(openPR) Eine Tumorerkrankung wirft für Betroffene viele Fragen auf. Aus diesem Grunde führte die Patientenzeitschrift Krebsmagazin.de in Zusammenarbeit mit dem Bundesverband Prostatakrebs Selbsthilfe e.V. in der Zeit von Herbst 2006 bis März 2007 eine Patientenbefragung durch, an der sich insgesamt 634 Patienten beteiligten. Prof. Dr. Wolfgang Wagner von Paracelsus Klinik Osnabrück und Herausgeber des Krebsmagazin stellte nun die ersten Ergebnisse der Befragung vor, die das gesamte „Erleben einer Prostatakrebserkrankung“ zum Gegenstand hatte.

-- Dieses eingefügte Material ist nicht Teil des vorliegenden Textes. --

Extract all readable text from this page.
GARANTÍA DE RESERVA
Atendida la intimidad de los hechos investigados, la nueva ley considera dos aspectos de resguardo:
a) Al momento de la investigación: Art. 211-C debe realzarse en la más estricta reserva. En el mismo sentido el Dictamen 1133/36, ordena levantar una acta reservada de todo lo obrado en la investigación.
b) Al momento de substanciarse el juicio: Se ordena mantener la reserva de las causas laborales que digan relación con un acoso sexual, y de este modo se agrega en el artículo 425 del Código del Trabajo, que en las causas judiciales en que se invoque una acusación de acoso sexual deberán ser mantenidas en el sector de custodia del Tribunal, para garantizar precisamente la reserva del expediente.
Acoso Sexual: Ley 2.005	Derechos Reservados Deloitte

97 % der Befragten gaben an, dass bei ihnen der PSA-Wert bestimmt wurde. Gefragt nach der Höhe ihres PSA-Wertes konnten hierzu 72 % konkrete Angaben machen. Knapp die Hälfte der Befragten kannte darüber hinaus den Gleason-Score. Beide Werte zusammen sind relevante Entscheidungsparameter für die Einleitung einer entsprechenden Therapie.

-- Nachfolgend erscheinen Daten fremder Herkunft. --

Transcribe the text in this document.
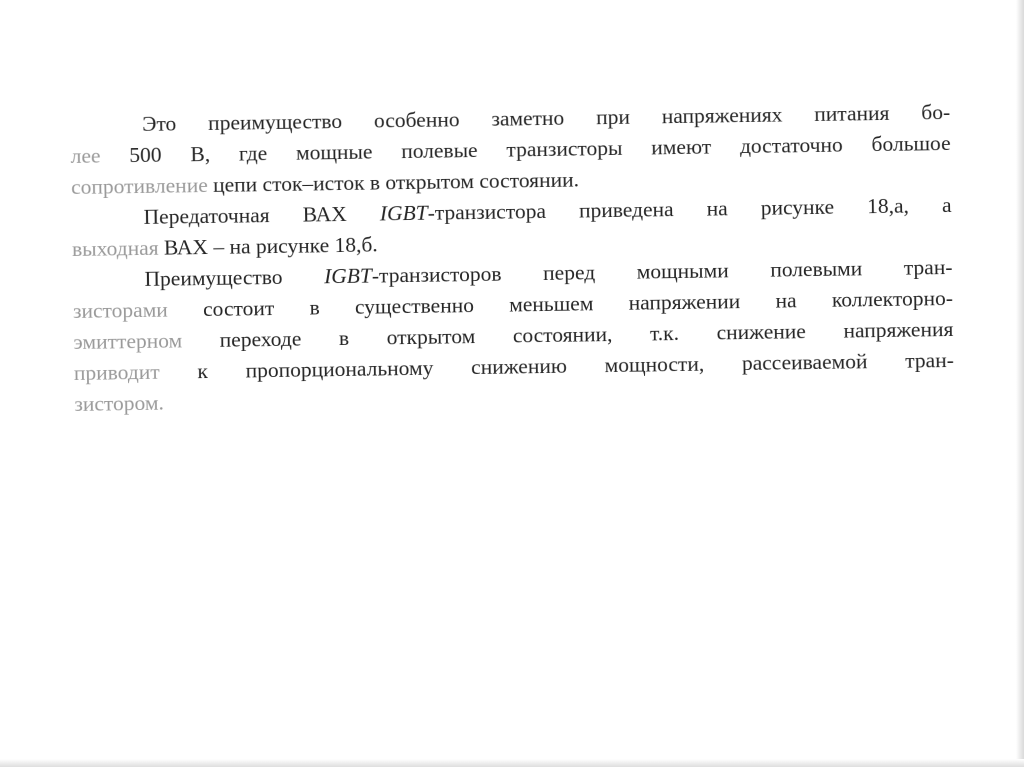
Это преимущество особенно заметно при напряжениях питания бо-
лее 500 В, где мощные полевые транзисторы имеют достаточно большое
сопротивление цепи сток–исток в открытом состоянии.

Передаточная ВАХ IGBT-транзистора приведена на рисунке 18,а, а
выходная ВАХ – на рисунке 18,б.

Преимущество IGBT-транзисторов перед мощными полевыми тран-
зисторами состоит в существенно меньшем напряжении на коллекторно-
эмиттерном переходе в открытом состоянии, т.к. снижение напряжения
приводит к пропорциональному снижению мощности, рассеиваемой тран-
зистором.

Da 85 % der Befragten angaben, ihre Diagnose von einem Urologen bekommen zu haben, wurde speziell das Aufklärungsgespräch der behandelnden Urologen untersucht. Mit der Schulnote von 2,6 können die Urologen generell gut zufrieden sein, wenn gleich sich bei der genaueren Analyse auch Optimierungsbedarf zeigt. 69 % sind mit der Beratungsqualität gut oder sehr gut zufrieden, 28 % jedoch nicht. Zwar äußern sich 52 % der Befragten zufrieden mit der Aufklärungstiefe, 39% jedoch nicht. Mit dem Einfühlungsvermögen sind 57 % zufrieden, 35 % jedoch nicht. 26 % bemängeln die Objektivität des aufklärenden Urologen, 62 % äußern sich hier jedoch positiv. 68 Prozent aller Patienten beurteilen die Verständlichkeit des Aufklärungsgespräches als Zufrieden stellend, 24 % geben an, Probleme mit der Verständlichkeit im Gespräch mit dem Arzt gehabt zu haben.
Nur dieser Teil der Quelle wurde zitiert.